The House Intelligence Committee report on Russian interference in the 2016 presidential campaign — published one year prior to the Mueller report — stated Stone had disputed in his testimony under oath that he had advance knowledge of the source or content of the WikiLeaks hacked documents.
“Despite these multiple contacts, the Committee did not find any evidence contradicting Stone’s claim,” the report states before noting that six witnesses with information on WikiLeaks invoked the Fifth Amendment to avoid testifying.
FBI-obtained phone records presented as evidence Thursday also reveal the famous political provocateur made over 50 calls, from January to November 2016, to top Trump campaign actors — including Steve Bannon and Paul Manafort — while cultivating channels to Assange.
Stone dialed up then-candidate Donald Trump on two occasions directly. Judge Jackson asked Taylor, the former FBI agent, if the records, obtained through search warrants by Mueller’s team, show only the number of calls.
“True, we don’t know the content,” said the witness, who served on the special counsel’s investigation. But a colorful graph outlining the data marks 20 calls to former deputy campaign manager Rick Gates, set to testify against Stone as a cooperating government witness.
Stumbling through cross-examining Taylor, Stone’s attorney, Bruce Rogow, seemed set on unraveling the validity of the Justice Department’s evidence.
But Rogow was tripped up by multiple objections from federal prosecutors, sustained by the judge, who later said the arduous questioning by the defense tested the jury’s patience.

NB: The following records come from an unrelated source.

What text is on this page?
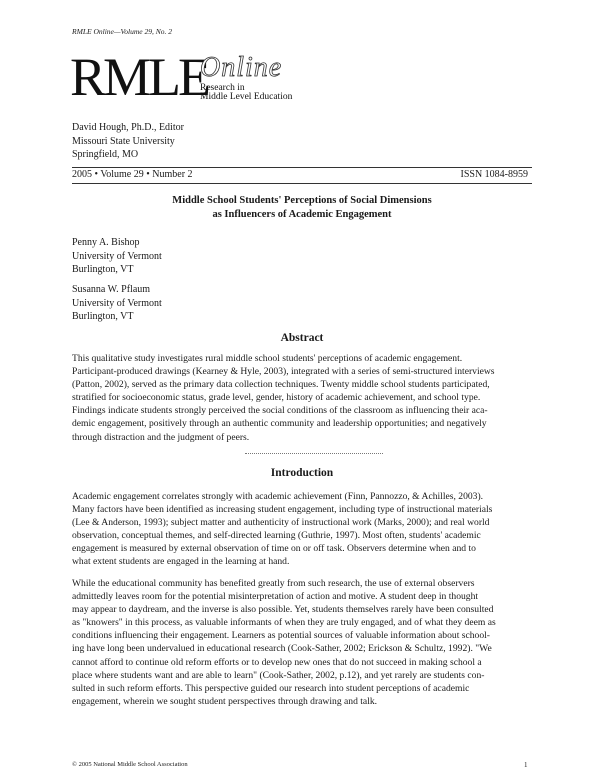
RMLE Online—Volume 29, No. 2
RMLE
Online
Research in
Middle Level Education
David Hough, Ph.D., Editor
Missouri State University
Springfield, MO
2005 • Volume 29 • Number 2	ISSN 1084-8959
Middle School Students' Perceptions of Social Dimensions
as Influencers of Academic Engagement
Penny A. Bishop
University of Vermont
Burlington, VT
Susanna W. Pflaum
University of Vermont
Burlington, VT
Abstract
This qualitative study investigates rural middle school students' perceptions of academic engagement.
Participant-produced drawings (Kearney & Hyle, 2003), integrated with a series of semi-structured interviews
(Patton, 2002), served as the primary data collection techniques. Twenty middle school students participated,
stratified for socioeconomic status, grade level, gender, history of academic achievement, and school type.
Findings indicate students strongly perceived the social conditions of the classroom as influencing their aca-
demic engagement, positively through an authentic community and leadership opportunities; and negatively
through distraction and the judgment of peers.
Introduction
Academic engagement correlates strongly with academic achievement (Finn, Pannozzo, & Achilles, 2003).
Many factors have been identified as increasing student engagement, including type of instructional materials
(Lee & Anderson, 1993); subject matter and authenticity of instructional work (Marks, 2000); and real world
observation, conceptual themes, and self-directed learning (Guthrie, 1997). Most often, students' academic
engagement is measured by external observation of time on or off task. Observers determine when and to
what extent students are engaged in the learning at hand.
While the educational community has benefited greatly from such research, the use of external observers
admittedly leaves room for the potential misinterpretation of action and motive. A student deep in thought
may appear to daydream, and the inverse is also possible. Yet, students themselves rarely have been consulted
as "knowers" in this process, as valuable informants of when they are truly engaged, and of what they deem as
conditions influencing their engagement. Learners as potential sources of valuable information about school-
ing have long been undervalued in educational research (Cook-Sather, 2002; Erickson & Schultz, 1992). "We
cannot afford to continue old reform efforts or to develop new ones that do not succeed in making school a
place where students want and are able to learn" (Cook-Sather, 2002, p.12), and yet rarely are students con-
sulted in such reform efforts. This perspective guided our research into student perceptions of academic
engagement, wherein we sought student perspectives through drawing and talk.
© 2005 National Middle School Association	1
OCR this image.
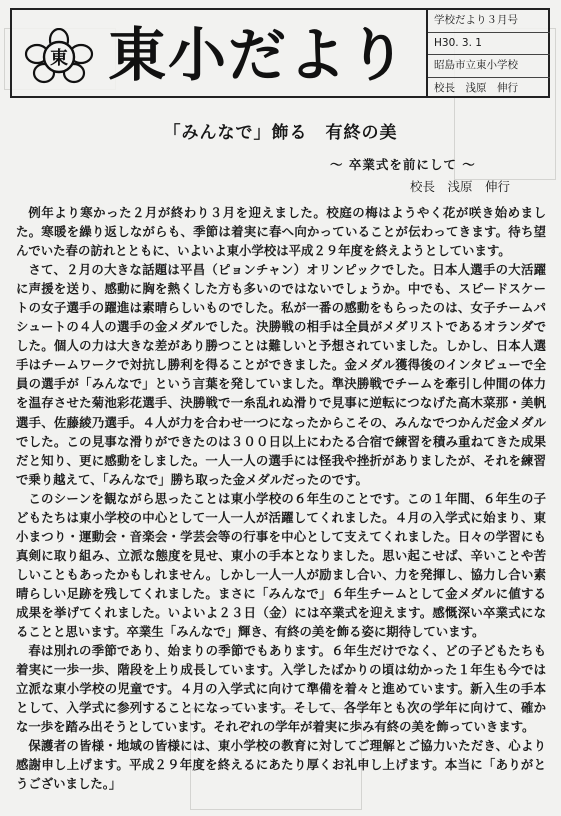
東 東小だより
学校だより３月号
H30. 3. 1
昭島市立東小学校
校長　浅原　伸行
「みんなで」飾る　有終の美
～ 卒業式を前にして ～
校長　浅原　伸行

例年より寒かった２月が終わり３月を迎えました。校庭の梅はようやく花が咲き始めました。寒暖を繰り返しながらも、季節は着実に春へ向かっていることが伝わってきます。待ち望んでいた春の訪れとともに、いよいよ東小学校は平成２９年度を終えようとしています。

さて、２月の大きな話題は平昌（ピョンチャン）オリンピックでした。日本人選手の大活躍に声援を送り、感動に胸を熱くした方も多いのではないでしょうか。中でも、スピードスケートの女子選手の躍進は素晴らしいものでした。私が一番の感動をもらったのは、女子チームパシュートの４人の選手の金メダルでした。決勝戦の相手は全員がメダリストであるオランダでした。個人の力は大きな差があり勝つことは難しいと予想されていました。しかし、日本人選手はチームワークで対抗し勝利を得ることができました。金メダル獲得後のインタビューで全員の選手が「みんなで」という言葉を発していました。準決勝戦でチームを牽引し仲間の体力を温存させた菊池彩花選手、決勝戦で一糸乱れぬ滑りで見事に逆転につなげた高木菜那・美帆選手、佐藤綾乃選手。４人が力を合わせ一つになったからこその、みんなでつかんだ金メダルでした。この見事な滑りができたのは３００日以上にわたる合宿で練習を積み重ねてきた成果だと知り、更に感動をしました。一人一人の選手には怪我や挫折がありましたが、それを練習で乗り越えて、「みんなで」勝ち取った金メダルだったのです。

このシーンを観ながら思ったことは東小学校の６年生のことです。この１年間、６年生の子どもたちは東小学校の中心として一人一人が活躍してくれました。４月の入学式に始まり、東小まつり・運動会・音楽会・学芸会等の行事を中心として支えてくれました。日々の学習にも真剣に取り組み、立派な態度を見せ、東小の手本となりました。思い起こせば、辛いことや苦しいこともあったかもしれません。しかし一人一人が励まし合い、力を発揮し、協力し合い素晴らしい足跡を残してくれました。まさに「みんなで」６年生チームとして金メダルに値する成果を挙げてくれました。いよいよ２３日（金）には卒業式を迎えます。感慨深い卒業式になることと思います。卒業生「みんなで」輝き、有終の美を飾る姿に期待しています。

春は別れの季節であり、始まりの季節でもあります。６年生だけでなく、どの子どもたちも着実に一歩一歩、階段を上り成長しています。入学したばかりの頃は幼かった１年生も今では立派な東小学校の児童です。４月の入学式に向けて準備を着々と進めています。新入生の手本として、入学式に参列することになっています。そして、各学年とも次の学年に向けて、確かな一歩を踏み出そうとしています。それぞれの学年が着実に歩み有終の美を飾っていきます。

保護者の皆様・地域の皆様には、東小学校の教育に対してご理解とご協力いただき、心より感謝申し上げます。平成２９年度を終えるにあたり厚くお礼申し上げます。本当に「ありがとうございました。」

“Not every lawyer has to be as caffeinated as Mr. Kravis,” Jackson said, referring to the Justice Department lawyer. “But the pacing of the cross was extremely slow.”
Under direct, Kravis looked to shut down the defense argument that Stone did not lie to Congress but instead answered questions within the parameters the committee set for its investigation.
He asked Taylor to read off a line from the testimony transcript that referred to “yet-unproven allegations” that Russia was linked to WikiLeaks hacking the Democratic National Committee.
“Who is the person that spoke that line?” Kravis asked the witness.
“Mr. Stone,” Taylor answered, concluding her five hours in the witness box. The statement drove home that Stone was aware the committee was looking into WikiLeaks as part of its Russia investigation.
The Justice Department will continue with Credico’s testimony on Friday, followed by a third government witness. Gates and Bannon, the former White House chief strategist, will testify as the trial continues to unfold in the coming weeks.